Serbest TV’de yayımlanan açık oturumda Serbestiyet yazarları Halil Berktay ve Gürbüz Özaltınlı Sedat Peker’in açıklamalarının Türkiye’ye etkisini değerlendirdi. Açık oturumu Oral Çalışlar yönetti.
Halil Berktay: “Sedat Peker bir tül perdesini, bir maskeyi yırttı attı”
Sedat Peker olayı en basitinden, eski deyimiyle klasik deyimiyle tam bir skandal. Tüm bir rezalet. Bu muazzam bir olay, skandalın skandalı. Her şey tel tel dökülüyor. Şöyle söyleyebilirim; bütün bir hukuksuz ilişkiler; devletin kriminalleşmesi; mafya ile devletin iç içe geçmesi; bunun ötesinde Türkiye’de yıllardır ve hatta on yıllardır kapitalizmin nasıl işlemekte olduğu, Türkiye kapitalizminin nasıl bir kapitalizm olduğu, sermayenin nasıl biriktiği, ekstra kârların, süper kârların, normal piyasa oranlarının ötesinde gelirlerin nasıl sağlandığı; basının nasıl ahlaksızlaştığı; basının bazı kesimlerinin, bazı grupların, bazı kişilerin gerek iktidarla gerekse şu veya bu suç örgütüyle nasıl iç içe geçtiğine dair tonlarla ve tonlarca şey ortaya dökülüyor.
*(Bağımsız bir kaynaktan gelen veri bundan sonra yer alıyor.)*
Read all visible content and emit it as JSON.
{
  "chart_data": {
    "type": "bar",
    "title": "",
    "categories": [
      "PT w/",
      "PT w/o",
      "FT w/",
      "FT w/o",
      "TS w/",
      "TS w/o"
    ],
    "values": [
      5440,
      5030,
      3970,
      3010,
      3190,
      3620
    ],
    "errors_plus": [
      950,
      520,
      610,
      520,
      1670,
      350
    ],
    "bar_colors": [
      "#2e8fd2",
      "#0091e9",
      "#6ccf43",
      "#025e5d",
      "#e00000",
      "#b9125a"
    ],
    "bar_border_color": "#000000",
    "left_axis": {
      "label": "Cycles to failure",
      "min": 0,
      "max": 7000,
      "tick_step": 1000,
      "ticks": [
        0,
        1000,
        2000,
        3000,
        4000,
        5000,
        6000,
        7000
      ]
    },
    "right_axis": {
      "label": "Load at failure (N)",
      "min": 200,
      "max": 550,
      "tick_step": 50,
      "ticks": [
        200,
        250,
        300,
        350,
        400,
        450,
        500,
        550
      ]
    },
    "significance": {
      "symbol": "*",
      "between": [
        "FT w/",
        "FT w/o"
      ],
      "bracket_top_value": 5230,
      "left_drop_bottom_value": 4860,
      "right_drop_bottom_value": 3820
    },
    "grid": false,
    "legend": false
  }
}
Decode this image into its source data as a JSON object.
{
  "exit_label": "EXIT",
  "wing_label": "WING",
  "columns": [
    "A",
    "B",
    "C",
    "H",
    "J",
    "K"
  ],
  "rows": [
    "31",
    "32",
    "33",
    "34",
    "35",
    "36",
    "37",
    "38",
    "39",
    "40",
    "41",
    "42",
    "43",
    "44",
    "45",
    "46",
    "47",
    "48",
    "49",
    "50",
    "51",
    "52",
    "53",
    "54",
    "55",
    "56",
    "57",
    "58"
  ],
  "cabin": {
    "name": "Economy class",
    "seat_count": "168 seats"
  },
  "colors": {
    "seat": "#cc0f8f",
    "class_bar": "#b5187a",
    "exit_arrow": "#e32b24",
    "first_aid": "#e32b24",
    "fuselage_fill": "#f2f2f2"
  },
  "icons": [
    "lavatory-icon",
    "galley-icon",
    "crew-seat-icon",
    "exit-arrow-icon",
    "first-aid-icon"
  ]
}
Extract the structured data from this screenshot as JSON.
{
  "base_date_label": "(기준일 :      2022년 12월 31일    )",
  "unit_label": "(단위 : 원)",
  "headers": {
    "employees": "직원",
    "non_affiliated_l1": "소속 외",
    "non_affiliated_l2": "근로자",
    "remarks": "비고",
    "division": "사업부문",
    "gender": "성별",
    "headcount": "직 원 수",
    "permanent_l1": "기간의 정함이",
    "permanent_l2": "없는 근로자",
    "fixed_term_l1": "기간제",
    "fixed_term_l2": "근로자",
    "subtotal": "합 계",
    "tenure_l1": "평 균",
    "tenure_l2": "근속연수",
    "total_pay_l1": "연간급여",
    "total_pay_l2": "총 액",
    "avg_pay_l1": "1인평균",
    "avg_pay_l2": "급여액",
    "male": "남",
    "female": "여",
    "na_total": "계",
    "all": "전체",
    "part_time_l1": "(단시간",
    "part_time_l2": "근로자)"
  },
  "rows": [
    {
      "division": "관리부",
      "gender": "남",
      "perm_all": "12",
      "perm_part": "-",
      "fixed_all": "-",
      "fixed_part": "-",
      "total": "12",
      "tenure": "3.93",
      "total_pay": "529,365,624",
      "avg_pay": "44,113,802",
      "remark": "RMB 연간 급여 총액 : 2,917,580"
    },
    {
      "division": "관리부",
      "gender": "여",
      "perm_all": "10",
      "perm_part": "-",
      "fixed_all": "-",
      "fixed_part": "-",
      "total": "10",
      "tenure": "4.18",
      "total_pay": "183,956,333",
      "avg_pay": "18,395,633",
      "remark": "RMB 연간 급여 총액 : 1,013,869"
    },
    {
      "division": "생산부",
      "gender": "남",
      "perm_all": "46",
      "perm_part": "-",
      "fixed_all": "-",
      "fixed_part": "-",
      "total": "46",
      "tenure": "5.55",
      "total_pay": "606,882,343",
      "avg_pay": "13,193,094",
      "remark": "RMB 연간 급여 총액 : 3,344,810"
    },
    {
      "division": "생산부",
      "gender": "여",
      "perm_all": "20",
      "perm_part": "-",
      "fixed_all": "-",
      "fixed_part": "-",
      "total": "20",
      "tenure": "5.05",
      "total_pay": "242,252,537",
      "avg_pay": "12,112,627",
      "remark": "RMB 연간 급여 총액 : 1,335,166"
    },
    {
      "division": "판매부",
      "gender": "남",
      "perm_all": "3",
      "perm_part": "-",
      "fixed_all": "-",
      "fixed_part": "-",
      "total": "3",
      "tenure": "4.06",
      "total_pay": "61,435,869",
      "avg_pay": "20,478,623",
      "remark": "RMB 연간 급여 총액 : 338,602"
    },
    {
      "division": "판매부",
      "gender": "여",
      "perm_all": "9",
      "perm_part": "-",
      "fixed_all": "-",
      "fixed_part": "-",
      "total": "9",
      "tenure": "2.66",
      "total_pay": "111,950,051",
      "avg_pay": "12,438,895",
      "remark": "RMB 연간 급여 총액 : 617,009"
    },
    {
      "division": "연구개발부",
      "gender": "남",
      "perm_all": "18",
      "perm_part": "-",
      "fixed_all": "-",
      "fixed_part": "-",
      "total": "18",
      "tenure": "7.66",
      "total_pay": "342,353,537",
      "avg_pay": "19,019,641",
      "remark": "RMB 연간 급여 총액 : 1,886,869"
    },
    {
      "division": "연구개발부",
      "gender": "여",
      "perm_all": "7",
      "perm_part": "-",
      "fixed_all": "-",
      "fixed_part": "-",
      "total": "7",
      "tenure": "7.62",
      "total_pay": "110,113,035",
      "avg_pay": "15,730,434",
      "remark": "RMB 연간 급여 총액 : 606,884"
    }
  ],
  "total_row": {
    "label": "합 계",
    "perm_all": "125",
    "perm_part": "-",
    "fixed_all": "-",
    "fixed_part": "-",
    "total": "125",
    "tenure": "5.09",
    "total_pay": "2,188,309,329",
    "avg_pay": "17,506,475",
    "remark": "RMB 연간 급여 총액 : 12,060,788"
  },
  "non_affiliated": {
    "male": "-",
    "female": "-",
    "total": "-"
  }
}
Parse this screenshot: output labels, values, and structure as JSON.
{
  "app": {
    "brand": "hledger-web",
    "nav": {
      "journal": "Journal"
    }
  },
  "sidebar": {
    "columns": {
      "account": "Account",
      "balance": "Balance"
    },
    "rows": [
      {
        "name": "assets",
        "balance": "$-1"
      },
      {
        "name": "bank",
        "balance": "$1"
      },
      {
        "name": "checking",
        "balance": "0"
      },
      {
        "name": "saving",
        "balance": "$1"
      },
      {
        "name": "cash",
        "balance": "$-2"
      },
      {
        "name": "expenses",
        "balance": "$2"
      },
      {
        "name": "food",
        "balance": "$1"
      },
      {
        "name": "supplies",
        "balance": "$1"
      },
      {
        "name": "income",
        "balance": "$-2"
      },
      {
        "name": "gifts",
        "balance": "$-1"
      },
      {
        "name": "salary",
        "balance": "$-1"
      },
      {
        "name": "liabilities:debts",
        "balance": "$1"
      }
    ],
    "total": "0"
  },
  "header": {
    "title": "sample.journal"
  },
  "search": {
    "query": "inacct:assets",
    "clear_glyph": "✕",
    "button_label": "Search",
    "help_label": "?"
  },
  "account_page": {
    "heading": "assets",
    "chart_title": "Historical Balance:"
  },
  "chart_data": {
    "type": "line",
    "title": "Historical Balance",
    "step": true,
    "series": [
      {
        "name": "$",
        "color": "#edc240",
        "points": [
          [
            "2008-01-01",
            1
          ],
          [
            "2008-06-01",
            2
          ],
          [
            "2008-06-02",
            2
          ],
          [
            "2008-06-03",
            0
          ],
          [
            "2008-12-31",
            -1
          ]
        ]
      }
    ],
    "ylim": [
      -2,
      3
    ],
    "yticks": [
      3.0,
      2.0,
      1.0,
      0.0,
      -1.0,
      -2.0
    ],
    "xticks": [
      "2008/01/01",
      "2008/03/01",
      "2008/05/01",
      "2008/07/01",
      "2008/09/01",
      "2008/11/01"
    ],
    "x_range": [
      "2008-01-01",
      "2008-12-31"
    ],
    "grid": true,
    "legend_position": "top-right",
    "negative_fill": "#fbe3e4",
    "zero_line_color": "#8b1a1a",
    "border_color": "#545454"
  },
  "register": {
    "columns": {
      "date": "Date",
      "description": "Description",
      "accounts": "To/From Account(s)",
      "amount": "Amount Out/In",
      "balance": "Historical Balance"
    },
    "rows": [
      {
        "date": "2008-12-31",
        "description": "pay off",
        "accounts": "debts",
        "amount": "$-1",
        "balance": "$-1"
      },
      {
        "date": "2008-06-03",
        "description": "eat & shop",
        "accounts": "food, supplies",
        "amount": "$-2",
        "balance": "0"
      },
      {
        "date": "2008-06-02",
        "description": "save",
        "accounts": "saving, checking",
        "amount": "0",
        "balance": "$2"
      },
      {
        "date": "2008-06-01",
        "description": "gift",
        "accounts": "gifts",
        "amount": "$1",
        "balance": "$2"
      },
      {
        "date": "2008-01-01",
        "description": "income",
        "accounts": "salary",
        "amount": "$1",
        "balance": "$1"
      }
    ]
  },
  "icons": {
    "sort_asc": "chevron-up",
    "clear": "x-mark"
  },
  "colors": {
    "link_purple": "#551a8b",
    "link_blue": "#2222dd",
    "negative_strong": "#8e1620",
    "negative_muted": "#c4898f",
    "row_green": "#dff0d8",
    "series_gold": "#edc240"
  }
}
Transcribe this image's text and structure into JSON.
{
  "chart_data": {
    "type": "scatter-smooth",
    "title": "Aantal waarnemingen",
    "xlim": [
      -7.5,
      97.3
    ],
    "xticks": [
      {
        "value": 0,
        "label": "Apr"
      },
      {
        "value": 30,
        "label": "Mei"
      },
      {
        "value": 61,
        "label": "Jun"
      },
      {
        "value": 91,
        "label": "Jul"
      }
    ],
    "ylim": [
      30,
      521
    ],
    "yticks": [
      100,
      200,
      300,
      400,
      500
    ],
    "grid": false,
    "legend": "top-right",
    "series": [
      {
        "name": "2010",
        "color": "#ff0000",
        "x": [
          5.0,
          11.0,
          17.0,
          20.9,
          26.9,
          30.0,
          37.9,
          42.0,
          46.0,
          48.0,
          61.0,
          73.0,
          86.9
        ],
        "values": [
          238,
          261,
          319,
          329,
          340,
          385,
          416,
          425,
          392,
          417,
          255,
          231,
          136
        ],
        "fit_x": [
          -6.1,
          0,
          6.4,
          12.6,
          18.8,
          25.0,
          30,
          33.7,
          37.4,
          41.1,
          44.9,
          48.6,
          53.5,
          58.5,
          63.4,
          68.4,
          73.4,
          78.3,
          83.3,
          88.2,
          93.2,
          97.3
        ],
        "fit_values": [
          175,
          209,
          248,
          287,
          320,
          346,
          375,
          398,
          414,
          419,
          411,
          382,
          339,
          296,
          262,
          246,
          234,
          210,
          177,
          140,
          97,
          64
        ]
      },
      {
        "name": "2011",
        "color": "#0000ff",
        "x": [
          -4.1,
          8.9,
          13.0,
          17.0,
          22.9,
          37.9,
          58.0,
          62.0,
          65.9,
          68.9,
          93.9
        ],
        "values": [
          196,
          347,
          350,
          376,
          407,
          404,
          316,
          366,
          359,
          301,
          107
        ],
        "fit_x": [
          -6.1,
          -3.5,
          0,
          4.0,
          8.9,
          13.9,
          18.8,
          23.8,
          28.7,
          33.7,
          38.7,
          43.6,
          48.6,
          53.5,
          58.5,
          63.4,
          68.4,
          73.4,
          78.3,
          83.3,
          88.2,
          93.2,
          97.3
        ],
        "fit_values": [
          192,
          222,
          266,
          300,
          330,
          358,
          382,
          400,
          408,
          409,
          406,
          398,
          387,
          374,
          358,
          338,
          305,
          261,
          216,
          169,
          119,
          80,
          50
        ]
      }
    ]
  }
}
Bunların aslında her biri tek tek skandal. Mesela Veyis Ateş olayı aslında tek başına bir skandal, Paramount Oteli tek başına bir skandal, Sedat Peker’in koruması olayı tek başına bir skandal, en son birkaç gün önceden bu yana gözler önüne serilen Suriye’deki Türkiye’nin askeri varlığı sayesinde veya onun şemsiyesi altında ne gibi yağmalama, yağmalanma olaylarının cereyan ettiği, zeytin ağaçlarına varıncaya kadar nelerin Türkiye’ye taşınmakta olduğu ayrı bir skandal. Sedat Peker’in video kayıtları, bütün bunların önündeki tül perdesini bir anda çekip alıverdi.
Sedat Peker bir tül perdesini, bir maskeyi yırttı attı aslında. Ardındaki tarifi mümkün olmayan gerçeklik ortaya çıktı. Sedat Peker ne olursa olsun -çok makbul bir adam olmadığı ortada ve kendisinin de bir suç örgütü lideri, bir mafya lideri, bir katil ya da katilleri kumanda etmiş bin türlü karanlık ilişkinin içindeki bir adam olduğu ortada- benim Sedat Peker’i iyileştirecek, güzelleştirecek, kahramanlaştıracak, aklayacak halim yok. Ama, ‘Söyleyene değil, söyletene bak’ demişler. Bazı dinamikler, birtakım olaylar, iç çekişmeler/çelişmeler Sedat Peker’i konuşmaya sevk etti ve Sedat Peker de maske yırtılmasa bize (güzel kadın anlamında) âfet olacak bir yüzün üzerindeki maskeyi çekip aldı ve bütün bu gerçekler ortaya döküldü.
Gürbüz Özaltınlı: “Bu krizden bir çözülüş çıkar mı? Bir itiş lazım. Bu itiş bence seçimlerdir”
Sedat Peker’in çok izleyici bulmasının hem konjonktürel hem de yapısal nedenleri var. Hem konular çok cazip, hem de Peker Türkiye konjonktüründe etkili tokat atan, kimsenin söyleyemediklerini söyleyen sarsıcı bir aktör olarak devreye girdi. Böyle dinleniyor.
Ben en çok şunu merak ediyorum; bu iktidarda kendiliğinden bir çözülme, bir istifa, iç çatışmanın getirdiği bir dağılma meydana gelecek mi? Ben bunun gerçekleşeceğini düşünenlerden değilim. Hırpalanır, oradan buradan kuyruklar kopar, çok önemsiz unsurların başı yanabilir ama yukarıda bir şemsiye var ve o şemsiye ile ontolojik bağlar var. Bunlar hakikaten hem en açılmış, güç kavgası alanına dağılmış şekilde itişiyorlar hem de kopamazlar. Bir sürükleyiş yaşıyor Türkiye ve tabii yönetilmesi çok zor bir yapı. Erdoğan’ın da çok zorlandığını düşünüyorum bana sorarsanız.
İktidar bununla karşılaştığında bence çok şaşırdı. 20 gün falan susmak, sonra gönülsüz şekilde söylenen laflar, kendi itibarına uzanmasın diye itilerek edilmiş laflar…
Bu bir yönetim krizi. Peki bu krizden bir çözülüş çıkar mı? Bir itiş lazım. Bu itiş bence seçimlerdir.